For the last week, scientists on the Bertarelli Foundation’s expedition to the Chagos Archipelago in the British Indian Ocean Territory have been carrying out research in a wide range of ecosystems. Dominic Andradi-Brown, from the University of Oxford, is taking part in the expedition and has provided the following update about the work he has been conducting in the ‘twighlight’ or mesophotic zone:
For the past week Catherine Head and I from Oxford’s Ocean Research and Conservation (ORC) group have been lucky enough to take part in the Bertarelli Foundation funded expedition. We’re involved in studying the health of the reefs, particularly in the face of widespread coral bleaching which is currently occurring across the globe. In addition to this reef health monitoring, a major focus for my work is to conduct some of the first exploration of the twilight zone reefs of the Chagos Archipelago.
The twilight zone, known scientifically as mesophotic coral ecosystems, includes coral reefs from 30m to 150m depth. These reefs are characterised by light dependent ecosystems, but are adapted to very low levels of light.
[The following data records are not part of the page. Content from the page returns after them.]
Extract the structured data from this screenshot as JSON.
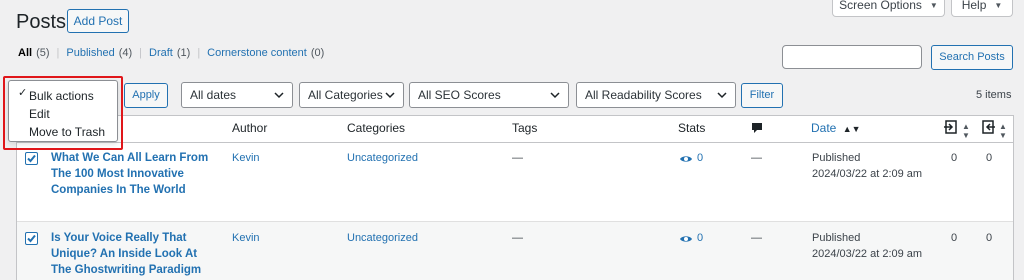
{
  "header": {
    "title": "Posts",
    "add_new": "Add Post",
    "screen_options": "Screen Options",
    "help": "Help"
  },
  "views": [
    {
      "label": "All",
      "count": "(5)",
      "current": true
    },
    {
      "label": "Published",
      "count": "(4)"
    },
    {
      "label": "Draft",
      "count": "(1)"
    },
    {
      "label": "Cornerstone content",
      "count": "(0)"
    }
  ],
  "search": {
    "button": "Search Posts",
    "value": ""
  },
  "bulk_actions": {
    "options": [
      "Bulk actions",
      "Edit",
      "Move to Trash"
    ],
    "selected": "Bulk actions",
    "apply": "Apply"
  },
  "filters": {
    "dates": "All dates",
    "categories": "All Categories",
    "seo_scores": "All SEO Scores",
    "readability": "All Readability Scores",
    "filter_button": "Filter"
  },
  "items_count": "5 items",
  "columns": {
    "author": "Author",
    "categories": "Categories",
    "tags": "Tags",
    "stats": "Stats",
    "date": "Date"
  },
  "rows": [
    {
      "checked": true,
      "title": "What We Can All Learn From The 100 Most Innovative Companies In The World",
      "author": "Kevin",
      "category": "Uncategorized",
      "tags": "—",
      "stats": "0",
      "comments": "—",
      "status": "Published",
      "date": "2024/03/22 at 2:09 am",
      "links_out": "0",
      "links_in": "0"
    },
    {
      "checked": true,
      "title": "Is Your Voice Really That Unique? An Inside Look At The Ghostwriting Paradigm",
      "author": "Kevin",
      "category": "Uncategorized",
      "tags": "—",
      "stats": "0",
      "comments": "—",
      "status": "Published",
      "date": "2024/03/22 at 2:09 am",
      "links_out": "0",
      "links_in": "0"
    }
  ],
  "colors": {
    "link": "#2271b1",
    "highlight_box": "#e0161a",
    "background": "#f0f0f1"
  }
}
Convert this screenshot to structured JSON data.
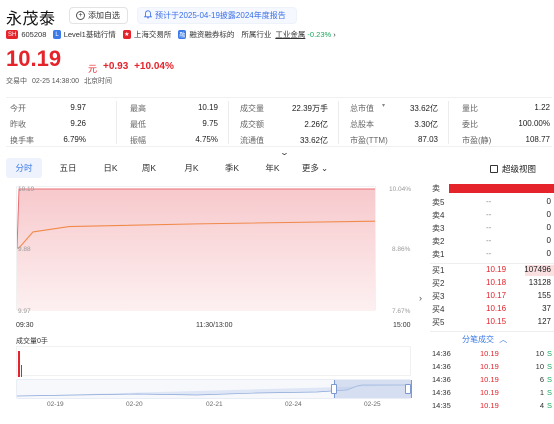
{
  "header": {
    "name": "永茂泰",
    "add_watchlist": "添加自选",
    "notice": "预计于2025-04-19披露2024年度报告",
    "market_tag": "SH",
    "code": "605208",
    "level": "Level1基础行情",
    "exchange": "上海交易所",
    "margin": "融资融券标的",
    "industry": "所属行业",
    "industry_name": "工业金属",
    "industry_change": "-0.23%"
  },
  "quote": {
    "price": "10.19",
    "unit": "元",
    "change": "+0.93",
    "change_pct": "+10.04%",
    "status": "交易中",
    "datetime": "02-25 14:38:00",
    "timezone": "北京时间"
  },
  "stats": [
    [
      {
        "label": "今开",
        "value": "9.97",
        "color": "red"
      },
      {
        "label": "最高",
        "value": "10.19",
        "color": "red"
      },
      {
        "label": "成交量",
        "value": "22.39万手"
      },
      {
        "label": "总市值",
        "value": "33.62亿"
      },
      {
        "label": "量比",
        "value": "1.22",
        "color": "red"
      }
    ],
    [
      {
        "label": "昨收",
        "value": "9.26"
      },
      {
        "label": "最低",
        "value": "9.75",
        "color": "red"
      },
      {
        "label": "成交额",
        "value": "2.26亿"
      },
      {
        "label": "总股本",
        "value": "3.30亿"
      },
      {
        "label": "委比",
        "value": "100.00%"
      }
    ],
    [
      {
        "label": "换手率",
        "value": "6.79%"
      },
      {
        "label": "振幅",
        "value": "4.75%"
      },
      {
        "label": "流通值",
        "value": "33.62亿"
      },
      {
        "label": "市盈(TTM)",
        "value": "87.03"
      },
      {
        "label": "市盈(静)",
        "value": "108.77"
      }
    ]
  ],
  "tabs": [
    "分时",
    "五日",
    "日K",
    "周K",
    "月K",
    "季K",
    "年K",
    "更多"
  ],
  "active_tab": 0,
  "super_view": "超级视图",
  "chart": {
    "y_left_top": "10.19",
    "y_left_mid": "9.88",
    "y_left_bottom": "9.97",
    "y_right_top": "10.04%",
    "y_right_mid": "8.86%",
    "y_right_bottom": "7.67%",
    "times": [
      "09:30",
      "11:30/13:00",
      "15:00"
    ],
    "volume_label": "成交量0手",
    "dates": [
      "02-19",
      "02-20",
      "02-21",
      "02-24",
      "02-25"
    ]
  },
  "chart_data": {
    "type": "line",
    "x": [
      "09:30",
      "09:31",
      "09:40",
      "10:00",
      "11:30/13:00",
      "14:38"
    ],
    "series": [
      {
        "values": [
          9.97,
          10.19,
          10.19,
          10.19,
          10.19,
          10.19
        ]
      },
      {
        "values": [
          9.97,
          9.97,
          10.03,
          10.05,
          10.06,
          10.07
        ]
      }
    ],
    "ylim": [
      9.75,
      10.19
    ]
  },
  "orderbook": {
    "sell_header": "卖",
    "sells": [
      {
        "label": "卖5",
        "price": "--",
        "vol": "0"
      },
      {
        "label": "卖4",
        "price": "--",
        "vol": "0"
      },
      {
        "label": "卖3",
        "price": "--",
        "vol": "0"
      },
      {
        "label": "卖2",
        "price": "--",
        "vol": "0"
      },
      {
        "label": "卖1",
        "price": "--",
        "vol": "0"
      }
    ],
    "buys": [
      {
        "label": "买1",
        "price": "10.19",
        "vol": "107496"
      },
      {
        "label": "买2",
        "price": "10.18",
        "vol": "13128"
      },
      {
        "label": "买3",
        "price": "10.17",
        "vol": "155"
      },
      {
        "label": "买4",
        "price": "10.16",
        "vol": "37"
      },
      {
        "label": "买5",
        "price": "10.15",
        "vol": "127"
      }
    ]
  },
  "trades": {
    "title": "分笔成交",
    "rows": [
      {
        "time": "14:36",
        "price": "10.19",
        "vol": "10",
        "side": "S"
      },
      {
        "time": "14:36",
        "price": "10.19",
        "vol": "10",
        "side": "S"
      },
      {
        "time": "14:36",
        "price": "10.19",
        "vol": "6",
        "side": "S"
      },
      {
        "time": "14:36",
        "price": "10.19",
        "vol": "1",
        "side": "S"
      },
      {
        "time": "14:35",
        "price": "10.19",
        "vol": "4",
        "side": "S"
      }
    ]
  },
  "colors": {
    "up": "#e5232b",
    "down": "#1aa75b",
    "accent": "#3b7ae8"
  }
}
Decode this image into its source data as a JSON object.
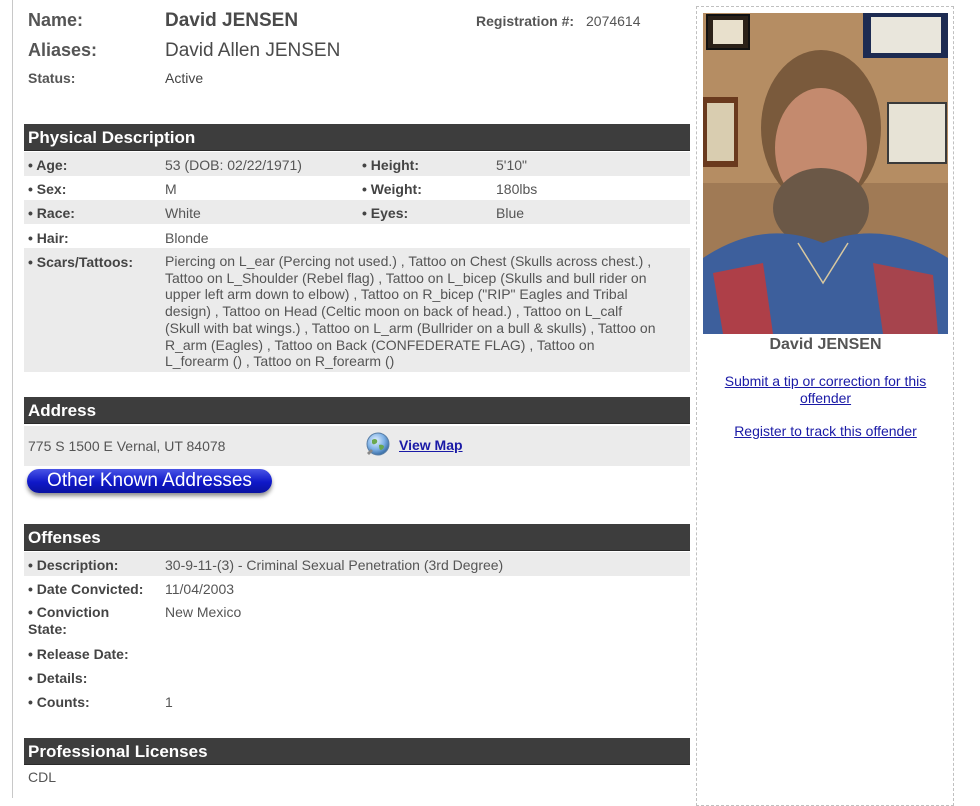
{
  "header": {
    "name_label": "Name:",
    "name_value": "David JENSEN",
    "aliases_label": "Aliases:",
    "aliases_value": "David Allen JENSEN",
    "status_label": "Status:",
    "status_value": "Active",
    "registration_label": "Registration #:",
    "registration_value": "2074614"
  },
  "physical": {
    "title": "Physical Description",
    "age_label": "• Age:",
    "age_value": "53  (DOB: 02/22/1971)",
    "height_label": "• Height:",
    "height_value": "5'10\"",
    "sex_label": "• Sex:",
    "sex_value": "M",
    "weight_label": "• Weight:",
    "weight_value": "180lbs",
    "race_label": "• Race:",
    "race_value": "White",
    "eyes_label": "• Eyes:",
    "eyes_value": "Blue",
    "hair_label": "• Hair:",
    "hair_value": "Blonde",
    "scars_label": "• Scars/Tattoos:",
    "scars_lines": [
      "Piercing on L_ear (Percing not used.) , Tattoo on Chest (Skulls across chest.) ,",
      "Tattoo on L_Shoulder (Rebel flag) , Tattoo on L_bicep (Skulls and bull rider on",
      "upper left arm down to elbow) , Tattoo on R_bicep (\"RIP\" Eagles and Tribal",
      "design) , Tattoo on Head (Celtic moon on back of head.) , Tattoo on L_calf",
      "(Skull with bat wings.) , Tattoo on L_arm (Bullrider on a bull & skulls) , Tattoo on",
      "R_arm (Eagles) , Tattoo on Back (CONFEDERATE FLAG) , Tattoo on",
      "L_forearm () , Tattoo on R_forearm ()"
    ]
  },
  "address": {
    "title": "Address",
    "value": "775 S 1500 E Vernal, UT 84078",
    "map_link": "View Map",
    "other_button": "Other Known Addresses"
  },
  "offenses": {
    "title": "Offenses",
    "description_label": "• Description:",
    "description_value": "30-9-11-(3) - Criminal Sexual Penetration (3rd Degree)",
    "convicted_label": "• Date Convicted:",
    "convicted_value": "11/04/2003",
    "state_label_1": "• Conviction",
    "state_label_2": "State:",
    "state_value": "New Mexico",
    "release_label": "• Release Date:",
    "details_label": "• Details:",
    "counts_label": "• Counts:",
    "counts_value": "1"
  },
  "licenses": {
    "title": "Professional Licenses",
    "value": "CDL"
  },
  "sidebar": {
    "photo_caption": "David JENSEN",
    "tip_link_line1": "Submit a tip or correction for this",
    "tip_link_line2": "offender",
    "track_link": "Register to track this offender"
  },
  "icons": {
    "map": "globe-icon"
  },
  "colors": {
    "section_bar": "#3d3d3d",
    "row_shade": "#ebebeb",
    "link": "#1a1aa6",
    "button_blue": "#0f18c8"
  }
}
Due to the remote nature of the archipelago, diver surveys have only been listed to a maximum depth of 25m, meaning that most mesophotic reefs have never been scientifically surveyed.
So why are we interested in the twilight zone? Many of the impacts that cause most damage on shallow reefs in Chagos, for example processes such as coral bleaching and direct storm damage, are believed to decline in severity at greater depths. This means that twilight zone reefs may act as a refuge for shallow reef life.
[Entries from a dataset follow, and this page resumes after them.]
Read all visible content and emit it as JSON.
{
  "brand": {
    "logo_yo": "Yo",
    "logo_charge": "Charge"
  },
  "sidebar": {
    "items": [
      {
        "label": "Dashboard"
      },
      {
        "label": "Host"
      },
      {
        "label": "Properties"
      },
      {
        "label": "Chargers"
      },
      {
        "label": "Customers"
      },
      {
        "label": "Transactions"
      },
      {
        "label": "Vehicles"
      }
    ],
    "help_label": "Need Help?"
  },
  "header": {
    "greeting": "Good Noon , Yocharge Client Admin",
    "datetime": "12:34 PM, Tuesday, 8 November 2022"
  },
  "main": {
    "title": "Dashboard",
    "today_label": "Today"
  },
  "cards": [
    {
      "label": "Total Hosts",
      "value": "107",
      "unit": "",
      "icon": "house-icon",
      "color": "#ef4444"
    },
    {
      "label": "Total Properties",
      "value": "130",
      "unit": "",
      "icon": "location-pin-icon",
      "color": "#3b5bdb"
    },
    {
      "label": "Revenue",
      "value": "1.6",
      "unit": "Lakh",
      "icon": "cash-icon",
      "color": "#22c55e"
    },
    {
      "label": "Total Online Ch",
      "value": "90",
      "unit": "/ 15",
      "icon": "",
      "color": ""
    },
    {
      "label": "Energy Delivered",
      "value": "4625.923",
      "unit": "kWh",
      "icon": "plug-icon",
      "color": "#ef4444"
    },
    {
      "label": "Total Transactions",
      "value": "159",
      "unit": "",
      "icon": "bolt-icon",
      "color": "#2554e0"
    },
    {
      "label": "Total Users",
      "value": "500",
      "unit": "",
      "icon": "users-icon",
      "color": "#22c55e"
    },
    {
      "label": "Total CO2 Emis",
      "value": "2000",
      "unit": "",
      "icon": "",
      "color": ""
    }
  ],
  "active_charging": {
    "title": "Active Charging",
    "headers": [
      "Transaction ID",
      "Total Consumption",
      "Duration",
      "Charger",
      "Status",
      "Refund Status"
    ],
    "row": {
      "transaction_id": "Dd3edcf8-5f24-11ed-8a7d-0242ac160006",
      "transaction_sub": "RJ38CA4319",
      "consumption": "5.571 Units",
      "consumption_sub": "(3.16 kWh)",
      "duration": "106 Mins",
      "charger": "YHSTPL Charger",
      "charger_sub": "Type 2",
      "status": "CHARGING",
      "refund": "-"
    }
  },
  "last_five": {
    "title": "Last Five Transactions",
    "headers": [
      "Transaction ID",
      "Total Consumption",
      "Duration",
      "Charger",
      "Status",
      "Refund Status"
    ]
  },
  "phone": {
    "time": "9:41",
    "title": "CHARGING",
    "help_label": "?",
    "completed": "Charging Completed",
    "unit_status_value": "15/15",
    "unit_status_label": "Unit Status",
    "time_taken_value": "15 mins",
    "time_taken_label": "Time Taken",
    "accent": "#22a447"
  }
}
We’re using a remote operated vehicle (ROV) to survey the upper twilight zone around the Chagos Archipelago in the 30-60m depth range. Already we’ve had many exciting findings! For example, the charismatic Chagos Clownfish (Amphiprion chagosensis), found only in Chagos, had previously been found down to 25m, we’ve extended that known depth range down to 37m after documenting several individuals in an anemone off Peros Banhos in the north of the archipelago earlier in the expedition.
The structure of the reef changes a lot in the twilight zone. One of the most common corals found on the shallow reefs belong to the genus Porites. On shallow reefs these corals have distinctive rounded boulder shapes. At twilight depths we’ve documented very flattened plate-like Porites colonies. We think this change in shape is an adaptation to the lower light levels on these deeper reefs, as this pattern has been observed on twilight reefs elsewhere in the world. However, researchers are still trying to understand the advantages to corals of becoming flatter, particularly at the fine scale (something Jack Laverick in the ORC group is actively working on).
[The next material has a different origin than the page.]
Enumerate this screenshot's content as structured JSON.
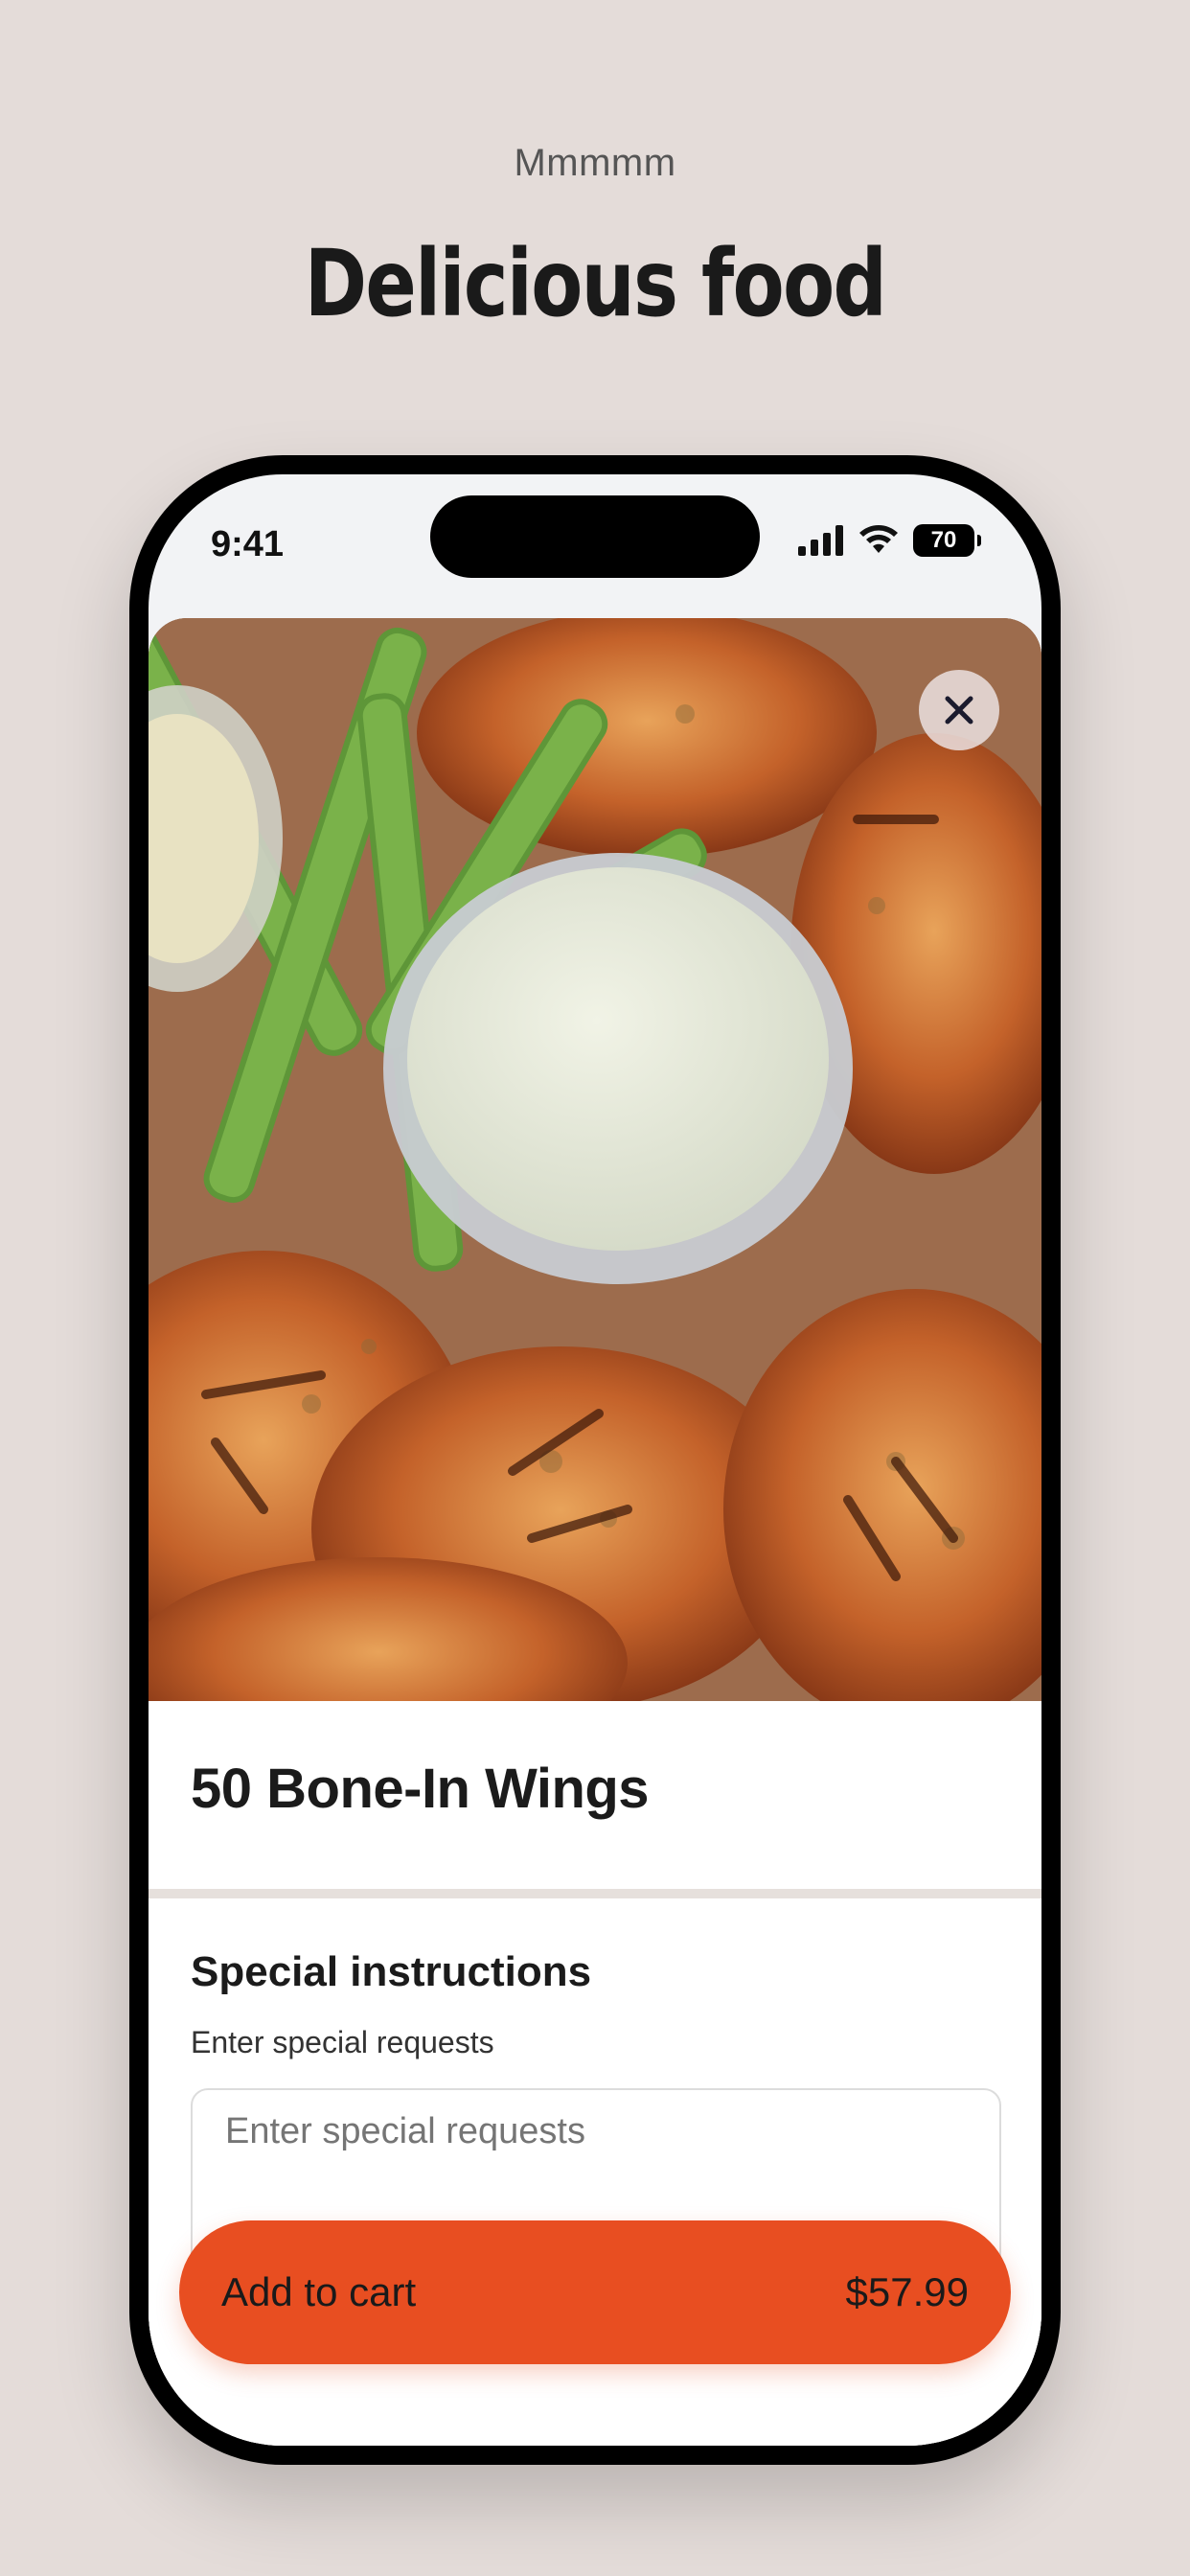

As well as the seabed reef-specific twilight zone surveys, when deploying the ROV we’ve often found lots of sharks at twilight depths. Mostly these have been grey reef sharks (Carcharhinus amblyrhynchos) that have been interested in the ROV unit, circling in closer to look. On a couple of occasions, during ROV surveys in one of the Chagos atoll lagoons we found black-tip reef sharks (Carcharhinus melanopterus). What is clear from the ROV surveys is that sharks in Chagos are regularly visiting twilight reefs, further reinforcing the importance of these deeper reef habitats to larger mobile predatory species in the marine reserve.